19th ~ Row 21 is the setting part of the main () function. After saving and resetting the frame pointer, main () allocates space for local variables A and B in the stack. 22nd ~ 23. The two local variables are assigned values. From 24th ~ The 28 rows show how swap () function is called in main. First, use the leal command (take valid address) to obtain the addresses of variables B and A and press them into the stack respectively, and then call the swap () function. The order in which the variable addresses are pushed into the stack is exactly the same as that in the function declaration Parameter order.

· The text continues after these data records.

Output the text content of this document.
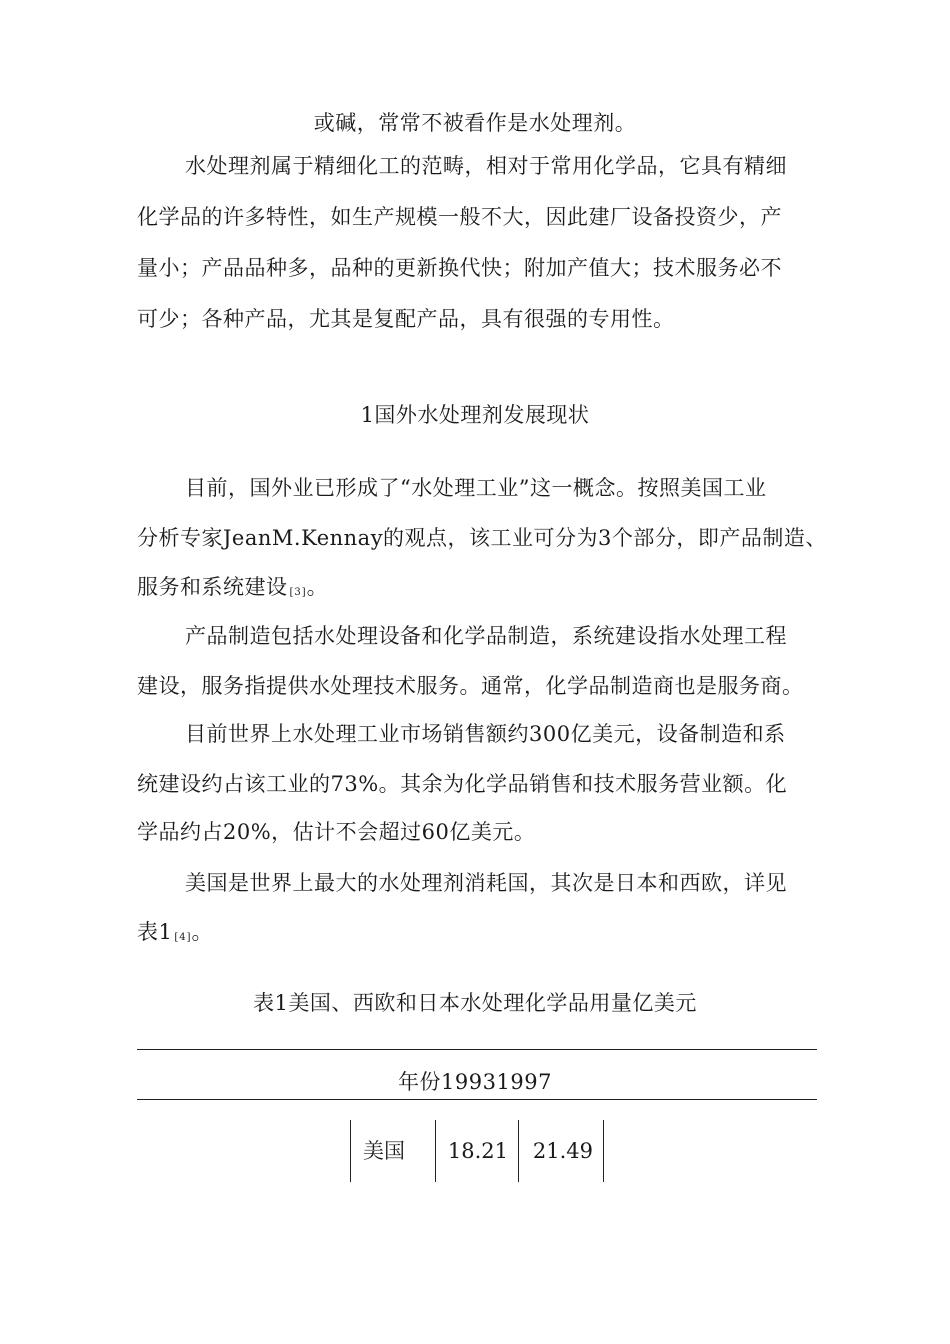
或碱，常常不被看作是水处理剂。
水处理剂属于精细化工的范畴，相对于常用化学品，它具有精细
化学品的许多特性，如生产规模一般不大，因此建厂设备投资少，产
量小；产品品种多，品种的更新换代快；附加产值大；技术服务必不
可少；各种产品，尤其是复配产品，具有很强的专用性。
1国外水处理剂发展现状
目前，国外业已形成了“水处理工业”这一概念。按照美国工业
分析专家JeanM.Kennay的观点，该工业可分为3个部分，即产品制造、
服务和系统建设 [3]。
产品制造包括水处理设备和化学品制造，系统建设指水处理工程
建设，服务指提供水处理技术服务。通常，化学品制造商也是服务商。
目前世界上水处理工业市场销售额约300亿美元，设备制造和系
统建设约占该工业的73%。其余为化学品销售和技术服务营业额。化
学品约占20%，估计不会超过60亿美元。
美国是世界上最大的水处理剂消耗国，其次是日本和西欧，详见
表1 [4]。
表1美国、西欧和日本水处理化学品用量亿美元
年份19931997
美国	18.21	21.49
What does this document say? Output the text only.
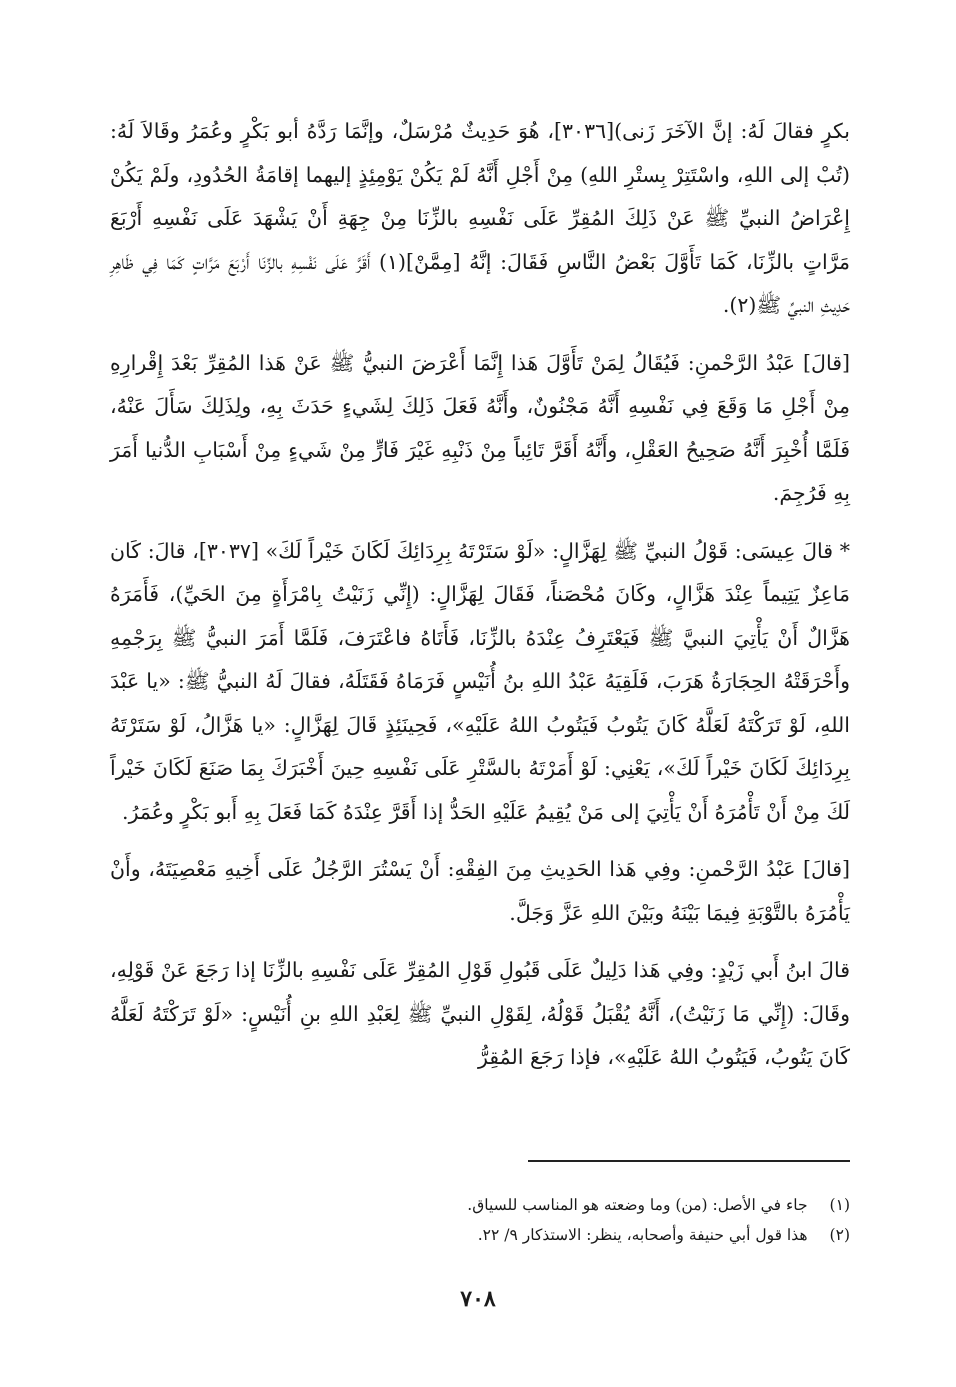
بكرٍ فقالَ لَهُ: إنَّ الآخَرَ زَنى)[٣٠٣٦]، هُوَ حَدِيثٌ مُرْسَلٌ، وإنَّمَا رَدَّهُ أبو بَكْرٍ وعُمَرُ وقَالاَ لَهُ: (تُبْ إلى اللهِ، واسْتَتِرْ بِستْرِ اللهِ) مِنْ أَجْلِ أَنَّهُ لَمْ يَكُنْ يَوْمِئِذٍ إليهما إقامَةُ الحُدُودِ، ولَمْ يَكُنْ إِعْرَاضُ النبيِّ ﷺ عَنْ ذَلِكَ المُقِرِّ عَلَى نَفْسِهِ بالزِّنَا مِنْ جِهَةِ أَنْ يَشْهَدَ عَلَى نَفْسِهِ أَرْبَعَ مَرَّاتٍ بالزِّنَا، كَمَا تَأَوَّلَ بَعْضُ النَّاسِ فَقَالَ: إنَّهُ [مِمَّنْ](١) أَقَرَّ عَلَى نَفْسِهِ بالزِّنَا أَرْبَعَ مَرَّاتٍ كَمَا فِي ظَاهِرِ حَدِيثِ النبيِّ ﷺ(٢).

[قالَ] عَبْدُ الرَّحْمنِ: فَيُقَالُ لِمَنْ تَأَوَّلَ هَذا إِنَّمَا أَعْرَضَ النبيُّ ﷺ عَنْ هَذا المُقِرِّ بَعْدَ إِقْرارِهِ مِنْ أَجْلِ مَا وَقَعَ فِي نَفْسِهِ أَنَّهُ مَجْنُونٌ، وأَنَّهُ فَعَلَ ذَلِكَ لِشَيءٍ حَدَثَ بِهِ، ولِذَلِكَ سَأَلَ عَنْهُ، فَلَمَّا أُخْبِرَ أَنَّهُ صَحِيحُ العَقْلِ، وأَنَّهُ أَقَرَّ تَائِباً مِنْ ذَنْبِهِ غَيْرَ فَارٍّ مِنْ شَيءٍ مِنْ أَسْبَابِ الدُّنيا أَمَرَ بِهِ فَرُجِمَ.

* قالَ عِيسَى: قَوْلُ النبيِّ ﷺ لِهَزَّالٍ: «لَوْ سَتَرْتَهُ بِرِدَائِكَ لَكَانَ خَيْراً لَكَ» [٣٠٣٧]، قالَ: كَان مَاعِزٌ يَتِيماً عِنْدَ هَزَّالٍ، وكَانَ مُحْصَناً، فَقَالَ لِهَزَّالٍ: (إِنِّي زَنَيْتُ بِامْرَأَةٍ مِنَ الحَيِّ)، فَأَمَرَهُ هَزَّالٌ أَنْ يَأْتِيَ النبيَّ ﷺ فَيَعْتَرِفُ عِنْدَهُ بالزِّنَا، فَأَتَاهُ فاعْتَرَفَ، فَلَمَّا أَمَرَ النبيُّ ﷺ بِرَجْمِهِ وأَحْرَقَتْهُ الحِجَارَةُ هَرَبَ، فَلَقِيَهُ عَبْدُ اللهِ بنُ أُنَيْسٍ فَرَمَاهُ فَقَتَلَهُ، فقالَ لَهُ النبيُّ ﷺ: «يا عَبْدَ اللهِ، لَوْ تَرَكْتَهُ لَعَلَّهُ كَانَ يَتُوبُ فَيَتُوبُ اللهُ عَلَيْهِ»، فَحِينَئِذٍ قَالَ لِهَزَّالٍ: «يا هَزَّالُ، لَوْ سَتَرْتَهُ بِرِدَائِكَ لَكَانَ خَيْراً لَكَ»، يَعْنِي: لَوْ أَمَرْتَهُ بالسَّتْرِ عَلَى نَفْسِهِ حِينَ أَخْبَرَكَ بِمَا صَنَعَ لَكَانَ خَيْراً لَكَ مِنْ أَنْ تَأْمُرَهُ أَنْ يَأْتِيَ إلى مَنْ يُقِيمُ عَلَيْهِ الحَدُّ إذا أَقَرَّ عِنْدَهُ كَمَا فَعَلَ بِهِ أَبو بَكْرٍ وعُمَرُ.

[قالَ] عَبْدُ الرَّحْمنِ: وفِي هَذا الحَدِيثِ مِنَ الفِقْهِ: أَنْ يَسْتُرَ الرَّجُلُ عَلَى أَخِيهِ مَعْصِيَتَهُ، وأَنْ يَأْمُرَهُ بالتَّوْبَةِ فِيمَا بَيْنَهُ وبَيْنَ اللهِ عَزَّ وَجَلَّ.

قالَ ابنُ أَبي زَيْدٍ: وفِي هَذا دَلِيلٌ عَلَى قَبُولِ قَوْلِ المُقِرِّ عَلَى نَفْسِهِ بالزِّنَا إذا رَجَعَ عَنْ قَوْلِهِ، وقَالَ: (إِنِّي مَا زَنَيْتُ)، أَنَّهُ يُقْبَلُ قَوْلُهُ، لِقَوْلِ النبيِّ ﷺ لِعَبْدِ اللهِ بنِ أُنَيْسٍ: «لَوْ تَرَكْتَهُ لَعَلَّهُ كَانَ يَتُوبُ، فَيَتُوبُ اللهُ عَلَيْهِ»، فإذا رَجَعَ المُقِرُّ

(١)جاء في الأصل: (من) وما وضعته هو المناسب للسياق.

(٢)هذا قول أبي حنيفة وأصحابه، ينظر: الاستذكار ٩/ ٢٢.

٧٠٨
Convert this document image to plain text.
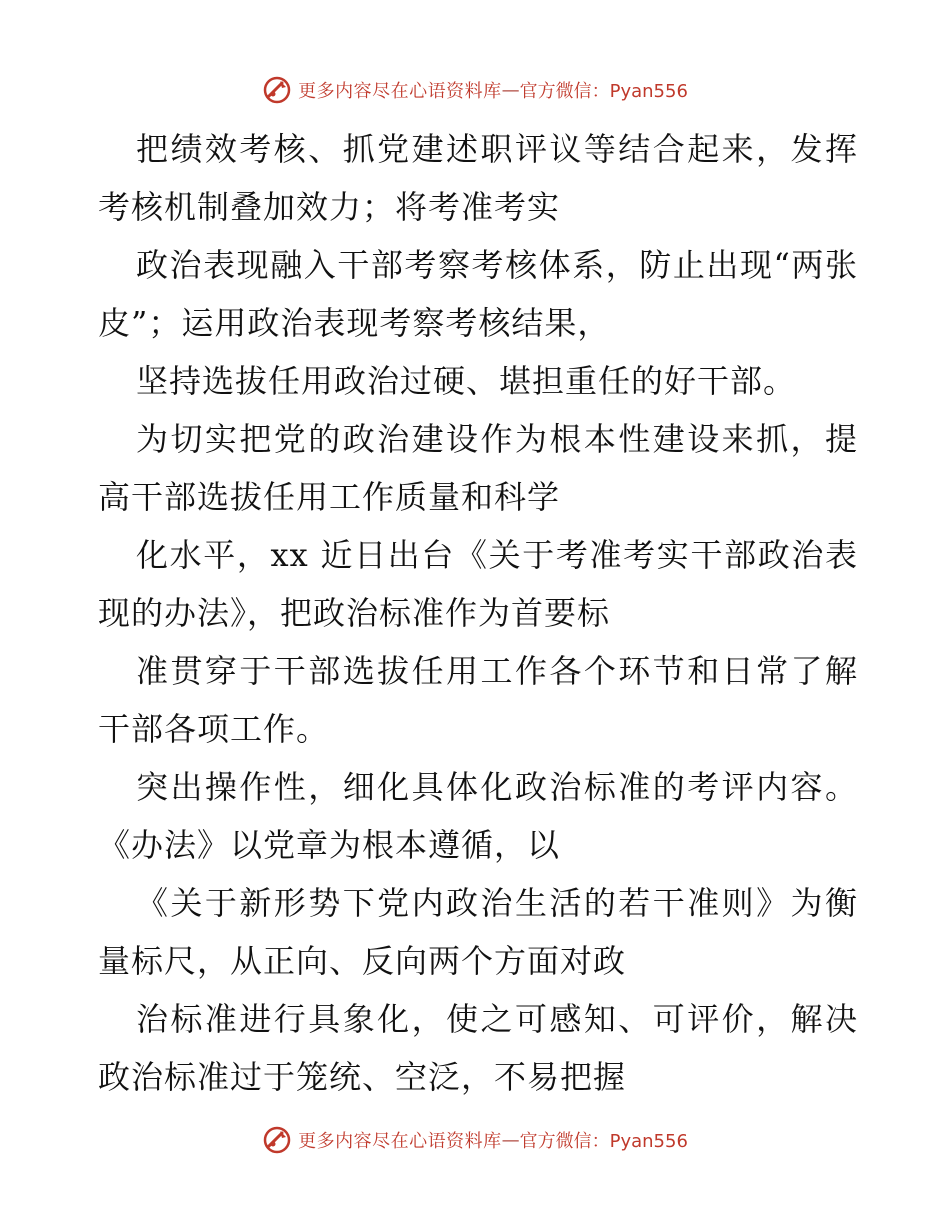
更多内容尽在心语资料库 — 官方微信：Pyan556

把绩效考核、抓党建述职评议等结合起来，发挥考核机制叠加效力；将考准考实

政治表现融入干部考察考核体系，防止出现“两张皮”；运用政治表现考察考核结果，

坚持选拔任用政治过硬、堪担重任的好干部。

为切实把党的政治建设作为根本性建设来抓，提高干部选拔任用工作质量和科学

化水平，xx 近日出台《关于考准考实干部政治表现的办法》，把政治标准作为首要标

准贯穿于干部选拔任用工作各个环节和日常了解干部各项工作。

突出操作性，细化具体化政治标准的考评内容。《办法》以党章为根本遵循，以

《关于新形势下党内政治生活的若干准则》为衡量标尺，从正向、反向两个方面对政

治标准进行具象化，使之可感知、可评价，解决政治标准过于笼统、空泛，不易把握

更多内容尽在心语资料库 — 官方微信：Pyan556
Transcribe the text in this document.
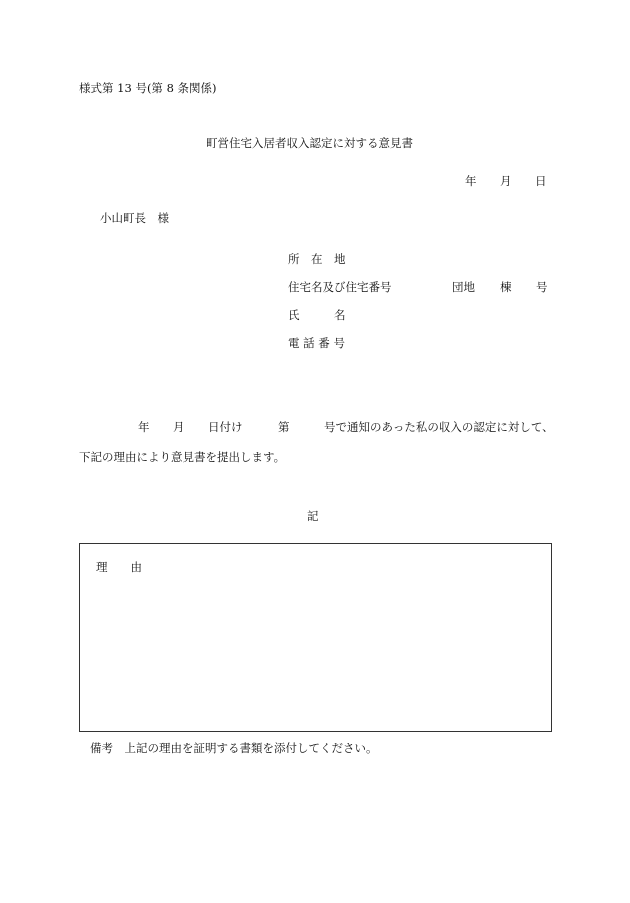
様式第 13 号(第 8 条関係)
町営住宅入居者収入認定に対する意見書
年 月 日
小山町長　様
所　在　地
住宅名及び住宅番号	団地 棟 号
氏　　　名
電 話 番 号
年 月 日付け	第	号で通知のあった私の収入の認定に対して、
下記の理由により意見書を提出します。
記
理　　由
備考　上記の理由を証明する書類を添付してください。
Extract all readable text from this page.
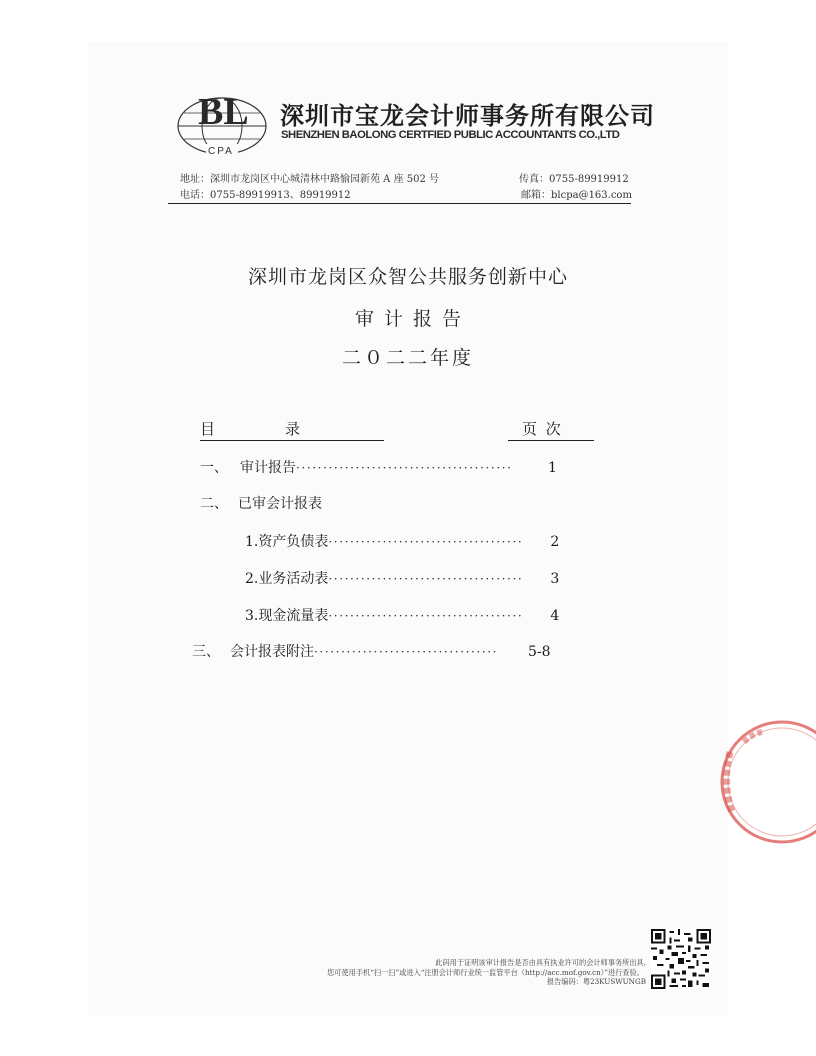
BL
CPA
深圳市宝龙会计师事务所有限公司
SHENZHEN BAOLONG CERTFIED PUBLIC ACCOUNTANTS CO.,LTD
地址：深圳市龙岗区中心城清林中路愉园新苑 A 座 502 号
电话：0755-89919913、89919912
传真：0755-89919912
邮箱：blcpa@163.com
深圳市龙岗区众智公共服务创新中心
审计报告
二０二二年度
目	录	页 次
一、 审计报告 ········································	1
二、 已审会计报表
1.资产负债表 ····································	2
2.业务活动表 ····································	3
3.现金流量表 ····································	4
三、 会计报表附注 ··································	5-8
此码用于证明该审计报告是否由具有执业许可的会计师事务所出具,
您可使用手机“扫一扫”或进入“注册会计师行业统一监管平台（http://acc.mof.gov.cn）”进行查验。
报告编码：粤23KUSWUNGB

That is, the last parameter of the function is first pushed into the stack, and the 1st parameter of the function is pushed into the stack before calling the FUNCTION command call. 29th ~ The 30 th line will subtract two exchanged numbers and put them in the eax register as the return value.
From the above analysis, we can see that the C language temporarily stores the value of the called function parameter on the stack when calling the function, that is, the C language is a value-passing language, no direct method can be used to modify the value of the caller variable in the called function. Therefore, to achieve the purpose of modification, you need to pass the pointer of the variable to the function (that is, the address of the variable ).